Já imaginou um país onde obras de alto impacto ambiental possam acontecer sem a devida análise dos riscos? Essa realidade pode estar mais próxima do que nunca no Brasil. Um projeto recém-aprovado no Congresso pode mudar completamente as regras do jogo quando o assunto é proteção ambiental.

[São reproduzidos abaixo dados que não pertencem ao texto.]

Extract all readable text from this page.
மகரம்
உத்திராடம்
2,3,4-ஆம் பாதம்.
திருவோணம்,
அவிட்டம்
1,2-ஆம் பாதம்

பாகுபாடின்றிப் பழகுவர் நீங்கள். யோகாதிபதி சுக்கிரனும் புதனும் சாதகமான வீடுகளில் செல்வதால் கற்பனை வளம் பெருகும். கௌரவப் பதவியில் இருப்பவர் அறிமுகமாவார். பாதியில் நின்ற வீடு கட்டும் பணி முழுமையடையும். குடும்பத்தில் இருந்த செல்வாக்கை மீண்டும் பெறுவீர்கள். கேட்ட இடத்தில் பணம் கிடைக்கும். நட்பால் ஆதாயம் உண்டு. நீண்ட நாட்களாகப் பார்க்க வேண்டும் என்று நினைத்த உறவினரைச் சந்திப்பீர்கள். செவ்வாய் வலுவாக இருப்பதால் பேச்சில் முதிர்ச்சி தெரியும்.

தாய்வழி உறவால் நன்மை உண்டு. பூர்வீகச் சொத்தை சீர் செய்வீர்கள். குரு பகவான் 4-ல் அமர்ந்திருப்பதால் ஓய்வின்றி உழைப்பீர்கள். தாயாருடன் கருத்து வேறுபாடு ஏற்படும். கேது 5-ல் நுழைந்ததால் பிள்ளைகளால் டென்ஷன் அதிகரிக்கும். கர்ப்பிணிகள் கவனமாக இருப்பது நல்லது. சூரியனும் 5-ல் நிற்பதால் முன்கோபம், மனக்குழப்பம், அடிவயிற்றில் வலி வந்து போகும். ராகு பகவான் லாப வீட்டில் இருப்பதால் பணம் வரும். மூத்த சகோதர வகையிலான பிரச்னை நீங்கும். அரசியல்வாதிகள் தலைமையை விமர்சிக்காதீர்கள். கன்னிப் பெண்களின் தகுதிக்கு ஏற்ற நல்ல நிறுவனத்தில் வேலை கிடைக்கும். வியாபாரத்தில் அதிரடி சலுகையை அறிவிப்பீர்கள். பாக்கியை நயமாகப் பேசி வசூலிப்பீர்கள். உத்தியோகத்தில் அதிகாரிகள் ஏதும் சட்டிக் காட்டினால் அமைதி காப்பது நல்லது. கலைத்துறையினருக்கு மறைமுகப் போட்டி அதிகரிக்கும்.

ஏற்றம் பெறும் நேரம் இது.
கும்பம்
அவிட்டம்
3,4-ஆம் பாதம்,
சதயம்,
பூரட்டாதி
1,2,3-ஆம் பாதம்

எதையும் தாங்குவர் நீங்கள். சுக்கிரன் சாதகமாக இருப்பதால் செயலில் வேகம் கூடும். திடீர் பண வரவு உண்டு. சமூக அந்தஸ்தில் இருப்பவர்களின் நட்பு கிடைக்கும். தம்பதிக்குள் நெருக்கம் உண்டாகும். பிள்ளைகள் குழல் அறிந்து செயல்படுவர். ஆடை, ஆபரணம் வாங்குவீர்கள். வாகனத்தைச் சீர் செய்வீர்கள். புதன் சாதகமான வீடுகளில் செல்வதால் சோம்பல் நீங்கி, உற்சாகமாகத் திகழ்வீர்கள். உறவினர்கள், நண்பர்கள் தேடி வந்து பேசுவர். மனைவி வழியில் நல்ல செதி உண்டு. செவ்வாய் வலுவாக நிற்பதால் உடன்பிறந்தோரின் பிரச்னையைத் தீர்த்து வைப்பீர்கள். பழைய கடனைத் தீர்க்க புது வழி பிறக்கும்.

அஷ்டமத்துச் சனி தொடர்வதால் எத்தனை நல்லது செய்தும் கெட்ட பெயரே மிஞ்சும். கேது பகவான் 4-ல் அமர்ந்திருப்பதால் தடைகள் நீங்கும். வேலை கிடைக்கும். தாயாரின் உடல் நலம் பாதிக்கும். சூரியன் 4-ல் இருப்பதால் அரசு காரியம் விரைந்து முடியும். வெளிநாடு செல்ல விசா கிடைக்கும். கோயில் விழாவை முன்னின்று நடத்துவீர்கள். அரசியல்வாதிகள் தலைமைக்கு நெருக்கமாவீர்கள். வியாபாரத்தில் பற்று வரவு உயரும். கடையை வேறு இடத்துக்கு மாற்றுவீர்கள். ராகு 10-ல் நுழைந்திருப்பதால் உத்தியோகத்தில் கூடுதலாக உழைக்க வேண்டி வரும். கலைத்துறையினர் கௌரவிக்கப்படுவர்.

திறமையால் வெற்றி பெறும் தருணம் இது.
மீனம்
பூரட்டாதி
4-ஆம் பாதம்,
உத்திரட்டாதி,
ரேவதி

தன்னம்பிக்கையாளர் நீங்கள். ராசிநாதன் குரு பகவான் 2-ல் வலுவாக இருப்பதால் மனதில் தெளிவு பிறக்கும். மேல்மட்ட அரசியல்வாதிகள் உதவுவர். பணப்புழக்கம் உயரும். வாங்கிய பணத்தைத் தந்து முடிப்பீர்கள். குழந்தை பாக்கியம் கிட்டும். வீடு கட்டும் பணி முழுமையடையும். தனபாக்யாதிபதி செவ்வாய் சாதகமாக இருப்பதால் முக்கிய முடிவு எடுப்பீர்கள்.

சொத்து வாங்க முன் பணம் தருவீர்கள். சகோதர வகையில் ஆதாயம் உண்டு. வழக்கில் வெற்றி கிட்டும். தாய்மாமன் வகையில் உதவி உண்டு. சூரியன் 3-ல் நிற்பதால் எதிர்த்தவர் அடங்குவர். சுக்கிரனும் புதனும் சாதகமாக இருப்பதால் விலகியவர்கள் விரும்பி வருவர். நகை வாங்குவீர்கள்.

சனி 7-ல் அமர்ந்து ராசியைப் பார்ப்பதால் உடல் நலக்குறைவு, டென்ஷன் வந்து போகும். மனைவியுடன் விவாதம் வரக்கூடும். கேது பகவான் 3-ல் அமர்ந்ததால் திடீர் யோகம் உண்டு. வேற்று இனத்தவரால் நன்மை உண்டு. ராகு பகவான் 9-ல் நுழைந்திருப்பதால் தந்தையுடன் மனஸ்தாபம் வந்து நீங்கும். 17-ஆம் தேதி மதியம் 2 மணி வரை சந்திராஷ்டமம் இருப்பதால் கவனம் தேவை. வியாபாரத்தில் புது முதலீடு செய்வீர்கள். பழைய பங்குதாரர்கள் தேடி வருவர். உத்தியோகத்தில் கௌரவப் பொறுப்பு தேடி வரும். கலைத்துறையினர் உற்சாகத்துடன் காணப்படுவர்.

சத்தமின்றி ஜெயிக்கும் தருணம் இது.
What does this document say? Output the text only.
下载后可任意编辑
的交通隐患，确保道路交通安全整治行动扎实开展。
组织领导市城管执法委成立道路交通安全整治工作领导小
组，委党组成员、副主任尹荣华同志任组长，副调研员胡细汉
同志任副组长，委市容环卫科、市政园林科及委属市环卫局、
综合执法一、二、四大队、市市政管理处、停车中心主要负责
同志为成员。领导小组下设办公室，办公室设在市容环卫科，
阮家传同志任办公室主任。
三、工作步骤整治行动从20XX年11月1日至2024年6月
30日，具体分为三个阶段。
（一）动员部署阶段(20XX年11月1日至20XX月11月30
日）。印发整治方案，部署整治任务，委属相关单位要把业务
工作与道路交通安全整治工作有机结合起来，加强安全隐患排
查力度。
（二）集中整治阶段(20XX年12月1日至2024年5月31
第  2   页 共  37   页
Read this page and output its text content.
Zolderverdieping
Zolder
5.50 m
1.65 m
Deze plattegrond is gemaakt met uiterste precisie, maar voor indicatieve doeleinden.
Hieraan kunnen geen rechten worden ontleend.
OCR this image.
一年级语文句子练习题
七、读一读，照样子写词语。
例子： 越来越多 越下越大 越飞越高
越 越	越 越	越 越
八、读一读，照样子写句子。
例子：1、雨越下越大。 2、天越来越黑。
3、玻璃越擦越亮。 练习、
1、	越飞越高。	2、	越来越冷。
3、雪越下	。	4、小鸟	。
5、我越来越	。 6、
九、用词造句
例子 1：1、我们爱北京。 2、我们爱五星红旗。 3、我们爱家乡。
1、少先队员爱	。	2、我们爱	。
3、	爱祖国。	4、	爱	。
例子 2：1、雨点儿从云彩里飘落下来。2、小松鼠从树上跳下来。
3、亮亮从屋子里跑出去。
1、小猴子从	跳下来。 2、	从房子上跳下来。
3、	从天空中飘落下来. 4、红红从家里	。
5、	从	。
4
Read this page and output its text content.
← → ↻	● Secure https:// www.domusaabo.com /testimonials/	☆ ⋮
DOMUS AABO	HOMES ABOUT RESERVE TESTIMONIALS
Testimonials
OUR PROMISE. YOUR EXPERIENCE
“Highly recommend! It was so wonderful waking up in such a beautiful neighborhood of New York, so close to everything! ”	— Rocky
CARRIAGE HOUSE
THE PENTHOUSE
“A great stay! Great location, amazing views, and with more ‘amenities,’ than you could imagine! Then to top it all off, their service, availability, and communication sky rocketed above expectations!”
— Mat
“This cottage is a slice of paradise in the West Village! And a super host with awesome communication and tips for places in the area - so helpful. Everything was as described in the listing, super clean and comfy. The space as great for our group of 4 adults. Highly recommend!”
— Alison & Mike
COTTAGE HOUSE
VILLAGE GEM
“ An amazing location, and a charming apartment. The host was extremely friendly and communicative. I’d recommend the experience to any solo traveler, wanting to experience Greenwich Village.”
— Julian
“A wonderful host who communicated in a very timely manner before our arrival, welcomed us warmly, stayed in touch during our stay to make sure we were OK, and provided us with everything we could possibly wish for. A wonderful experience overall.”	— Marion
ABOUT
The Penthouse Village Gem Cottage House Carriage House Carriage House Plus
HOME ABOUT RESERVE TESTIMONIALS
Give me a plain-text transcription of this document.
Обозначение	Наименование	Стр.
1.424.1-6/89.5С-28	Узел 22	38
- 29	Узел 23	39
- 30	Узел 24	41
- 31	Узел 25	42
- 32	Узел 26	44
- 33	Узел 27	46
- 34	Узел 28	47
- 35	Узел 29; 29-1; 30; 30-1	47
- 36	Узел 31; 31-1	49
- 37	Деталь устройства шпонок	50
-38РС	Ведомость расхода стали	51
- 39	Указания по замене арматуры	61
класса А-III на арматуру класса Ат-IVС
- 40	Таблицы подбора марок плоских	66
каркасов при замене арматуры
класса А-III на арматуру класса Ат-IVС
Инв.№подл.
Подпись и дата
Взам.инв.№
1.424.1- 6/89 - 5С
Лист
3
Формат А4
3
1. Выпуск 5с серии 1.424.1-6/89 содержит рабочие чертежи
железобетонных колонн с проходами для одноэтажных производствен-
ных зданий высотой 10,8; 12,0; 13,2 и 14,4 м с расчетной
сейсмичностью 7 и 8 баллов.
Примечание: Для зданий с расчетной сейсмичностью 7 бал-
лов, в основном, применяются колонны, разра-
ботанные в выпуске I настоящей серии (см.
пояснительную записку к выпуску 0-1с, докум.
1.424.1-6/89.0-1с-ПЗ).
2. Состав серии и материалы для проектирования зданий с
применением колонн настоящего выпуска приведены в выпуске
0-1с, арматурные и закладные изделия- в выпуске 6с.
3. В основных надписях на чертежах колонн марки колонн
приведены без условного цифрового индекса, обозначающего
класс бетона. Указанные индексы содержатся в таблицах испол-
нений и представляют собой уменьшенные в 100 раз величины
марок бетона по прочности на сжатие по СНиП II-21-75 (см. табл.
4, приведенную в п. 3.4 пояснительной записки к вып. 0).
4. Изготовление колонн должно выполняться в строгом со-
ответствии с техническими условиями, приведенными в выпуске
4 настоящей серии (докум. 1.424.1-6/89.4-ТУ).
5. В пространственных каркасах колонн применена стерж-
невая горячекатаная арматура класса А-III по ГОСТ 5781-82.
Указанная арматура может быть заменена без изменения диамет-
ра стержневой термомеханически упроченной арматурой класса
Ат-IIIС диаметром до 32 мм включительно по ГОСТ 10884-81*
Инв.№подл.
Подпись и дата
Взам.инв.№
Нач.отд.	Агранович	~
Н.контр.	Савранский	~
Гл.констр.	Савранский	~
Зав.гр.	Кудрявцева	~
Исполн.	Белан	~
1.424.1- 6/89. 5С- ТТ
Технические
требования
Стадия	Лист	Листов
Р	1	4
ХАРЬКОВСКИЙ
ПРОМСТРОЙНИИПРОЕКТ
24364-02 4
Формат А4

O Congresso do Brasil aprovou na madrugada desta quinta-feira (17/7) um projeto que flexibiliza as regras para a concessão de licenças ambientais, enquanto o país se prepara para receber, em novembro, a conferência do clima COP30.
Entre os pontos mais polêmicos, está a criação da chamada Licença Ambiental Especial, que pode autorizar construções mesmo com risco de degradação severa, desde que o governo as considere “estratégicas”. O mais impressionante? O prazo para essa licença é até 3 vezes mais rápido que o tradicional.
Terras indígenas e quilombolas podem ficar sem proteção
Outra mudança chocante é a desconsideração das terras tradicionais ainda não homologadas. Isso significa que 259 Terras Indígenas e mais de 1.500 territórios quilombolas podem ficar sem proteção ambiental. É como se essas áreas simplesmente deixassem de existir para fins de licenciamento.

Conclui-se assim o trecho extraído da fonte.